Similarly, although we may speak casually and colloquially about what was typical of people in “Victorian times” or in “the Sixties” – those kinds of large generalizations do not help one understand much about a single person. An age might have a zeitgeist (literally, time-ghost) that seems to characterize its attitudes in politics or sex or art, but the supposed character of a decade or century is simply intellectual shorthand and symbolism, not very factual.

It is my hope, and I do not know why I feel this way, that neuroscience and the “science of consciousness” — as being developed by those who study our grey matter, its energies, its chemicals, its phenomena — that can explain how an individual has a “character.” But I do not believe that neuroscience can ever explain spirit or soul, so I am probably totally inconsistent. There is a name for that: cognitive dissonance. Two incompatible beliefs in the same mind.

Conclusion

Just as I am winding up my writing, the news story that is swamping our media is (what is being called) “the Orlando massacre.” It stands in no clear relationship to my main topic today, and I am going to say little.
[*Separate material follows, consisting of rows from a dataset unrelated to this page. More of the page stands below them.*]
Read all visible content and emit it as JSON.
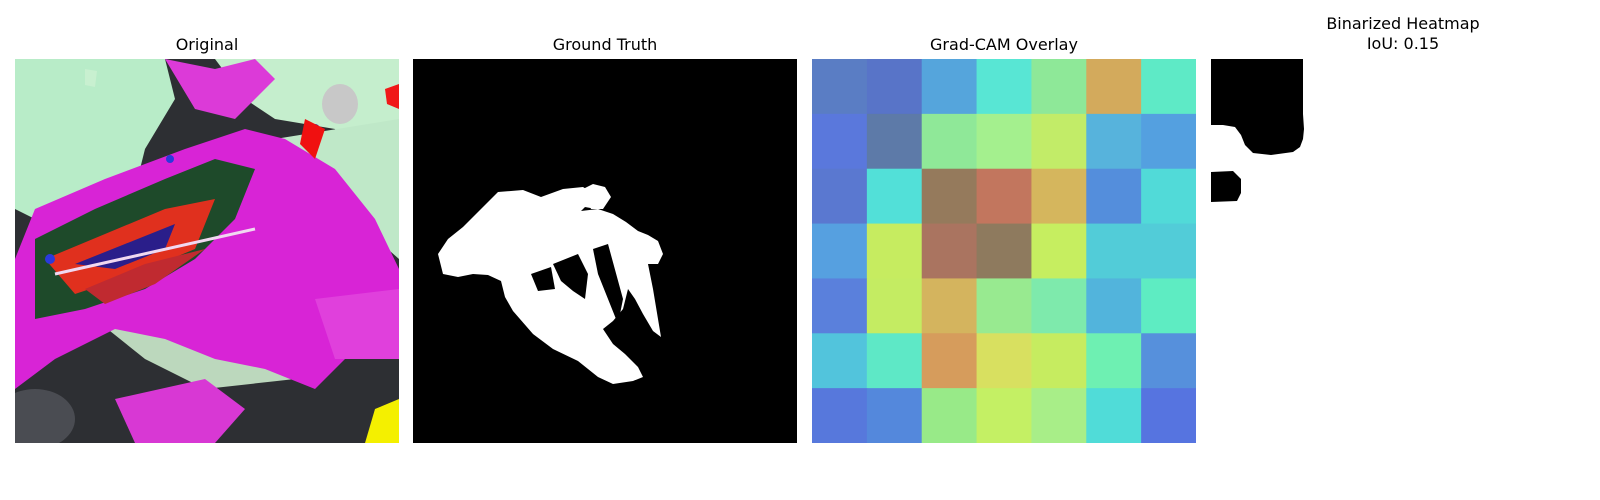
{
  "panels": {
    "original": {
      "title": "Original"
    },
    "ground_truth": {
      "title": "Ground Truth"
    },
    "gradcam": {
      "title": "Grad-CAM Overlay",
      "grid": [
        [
          "#5a7dc4",
          "#5874c8",
          "#55a5dc",
          "#58e6d4",
          "#8ee898",
          "#d3aa5c",
          "#5eeac6"
        ],
        [
          "#5a78dc",
          "#5d7aa8",
          "#8fe898",
          "#a4f08e",
          "#c2ec68",
          "#57b3dc",
          "#54a0e0"
        ],
        [
          "#5a78d0",
          "#52e0d8",
          "#957a5c",
          "#c2765e",
          "#d5b65d",
          "#548edc",
          "#51dad8"
        ],
        [
          "#56a0e0",
          "#c6ec60",
          "#aa7460",
          "#8e7a5e",
          "#c6ee60",
          "#52ccd8",
          "#52ccd8"
        ],
        [
          "#5a80dc",
          "#c4ec62",
          "#d4b45e",
          "#98ea90",
          "#7eeaac",
          "#52b4dc",
          "#5eecc2"
        ],
        [
          "#52c4dc",
          "#5ee8c6",
          "#d69c5c",
          "#d8e060",
          "#c6ec60",
          "#6ef0b2",
          "#5690dc"
        ],
        [
          "#5778dc",
          "#5488dc",
          "#98ea88",
          "#c4f064",
          "#a8ee88",
          "#50dcd8",
          "#5674e0"
        ]
      ]
    },
    "binarized": {
      "title_line1": "Binarized Heatmap",
      "title_line2": "IoU: 0.15"
    }
  }
}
The world is in a condition I call “very ill” but that is hardly new – most generations have had some people who think their times are uniquely dark.

Maybe a human capacity, of which we know little, is this: our spirits and minds are in tune with the physical and psychic condition of our environment. We have today, truly and not metaphorically, a global village. We are connected to one another by our technologies. There is a demonstrable linkage around the globe of economies, politics, and ideas, all causing effects in the manner of dominoes falling in a row.

The pain of people fleeing wars, the misery of people in famine and epidemic zones of the earth, the mental anguish of people gripped by their belief systems and feeling threatened by people who differ: these painful effects on humans are perceived even by humans who are not themselves having the direct experience. Add to that the knowledge that our planet is physically imperilled by our own activity, by what we do to our atmosphere and oceans and forests and other species of life.

There are over seven billion of us now, a unique fact in the history of the Earth. Surely, we feel each other in some aspect of our being.

Shakespeare put it like this: “the World is too much with us.”

People who commit acts of horrific atrocity seem to be more common. Could it be they are merely symptoms of the bigger pathology? Until the world feels less endangered, until our perception of the sum of misery and injustice changes, there will be individuals who take to violence, and others who will register the perceived reality otherwise.

In my circles, in the reading I do, the solution to this lethal material reality is spiritual. Human consciousness must transform, and positive change flows on from that essential process. It is dialectical rather than linear — consciousness and reality are interdependent, rather than one being prior.

And that, dear reader, is the best I can do for a positive end to this column.